In the following chapter on theoretical approaches, Mott provides an ambitious analysis, concluding that “political-economic orthodoxy remains equivocal about the relationship between economic growth and international conflict” (93). Although often insightful, this examination at times lacks the clarity that might have added to Mott’s approach. The reader is left with no clear sense of the real contribution of the theoretical literature to the economic growth–international conflict debate, but instead receives a catalogue of various literatures that have, over the years, added to the existing research. This is unfortunate, as it is obvious that Mott has the broad understanding of the theoretical literature often missing in other analyses. Indeed, this knowledge contributes to the evolution of the book’s fourth chapter on empirical approaches, which is an altogether clearer and more cogent analysis.

Chapter 4 addresses such issues as the use of data sets in international conflict analyses, as well as outlining the literature analyzing modern economic growth. Mott then offers his own original, empirical analyses of the “relationships between economic growth and international conflict over long periods, as well as the processes that link them” (128). This is an interesting and novel analysis. However, the difficulty with basing such a large part of his final thesis upon an empirical analysis performed specifically for the text, and sometimes ignoring other existing empirical literatures, it that it tends to concentrate too much upon the author’s own assumptions regarding the international conflict–economic growth relationship. Any difficulty in the manner in which the analysis is performed, regardless of the validity of its conclusions, then affects the entire approach. As Mott himself notes in chapter 5, “[I]n disclosing a large portion of the politico-economic theory of the dynamics between economic growth and international conflict, which is the object of this study, disjunction, however, creates its own dilemma of determining which growth-conflict relationship is relevant, why it is active and what to do about it” (171).

Tellingly, Mott discovers that there are two distinct growth-conflict relationships that result from two fundamentally different types of growth.
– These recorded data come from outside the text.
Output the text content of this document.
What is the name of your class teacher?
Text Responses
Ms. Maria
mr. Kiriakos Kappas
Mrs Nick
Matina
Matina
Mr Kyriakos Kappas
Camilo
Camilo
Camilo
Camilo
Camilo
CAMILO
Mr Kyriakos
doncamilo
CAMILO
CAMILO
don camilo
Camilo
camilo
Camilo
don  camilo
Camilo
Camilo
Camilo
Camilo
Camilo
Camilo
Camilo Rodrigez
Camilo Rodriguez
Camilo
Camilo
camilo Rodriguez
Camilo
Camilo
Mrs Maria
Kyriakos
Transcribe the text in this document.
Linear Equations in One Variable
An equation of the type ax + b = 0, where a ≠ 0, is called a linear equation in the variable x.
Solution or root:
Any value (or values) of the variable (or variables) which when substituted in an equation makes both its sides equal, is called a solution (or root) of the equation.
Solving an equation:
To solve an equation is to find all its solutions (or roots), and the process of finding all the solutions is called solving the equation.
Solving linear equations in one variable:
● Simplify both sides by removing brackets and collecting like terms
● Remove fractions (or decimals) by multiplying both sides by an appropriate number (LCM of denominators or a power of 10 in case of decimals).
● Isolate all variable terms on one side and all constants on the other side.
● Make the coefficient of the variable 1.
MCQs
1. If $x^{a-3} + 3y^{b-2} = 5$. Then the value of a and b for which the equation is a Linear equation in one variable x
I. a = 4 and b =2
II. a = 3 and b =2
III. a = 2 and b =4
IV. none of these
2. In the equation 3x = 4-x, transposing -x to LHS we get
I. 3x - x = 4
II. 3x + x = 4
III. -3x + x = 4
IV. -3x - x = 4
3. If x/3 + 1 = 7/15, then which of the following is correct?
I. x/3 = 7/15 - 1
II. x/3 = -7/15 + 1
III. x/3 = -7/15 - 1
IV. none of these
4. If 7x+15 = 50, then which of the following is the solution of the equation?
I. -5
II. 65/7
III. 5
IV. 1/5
The final chapter of The Economic Basis of Peace attempts to explain the meaning of this with some specific proposals. These include the notion that “[t]he contribution of dynamic growth to aggregate growth influences the national level of international conflict,” and that “[l]evels of international trade can reflect the contribution of static growth to aggregate growth” (228).

The Economic Basis of Peace is an ambitious project. Although at times it does not quite fulfill its promise, nevertheless it is well worth reading for the insights that it gives into the international conflict-economic growth relationship, as well as for the thoroughness of its analysis. That “this study has raised, suggested, and perhaps ignored as many questions and issues as it has addressed” (228) is not surprising given the complexity of the subject matter, but still it is a worthy and worthwhile contribution to the existing literature.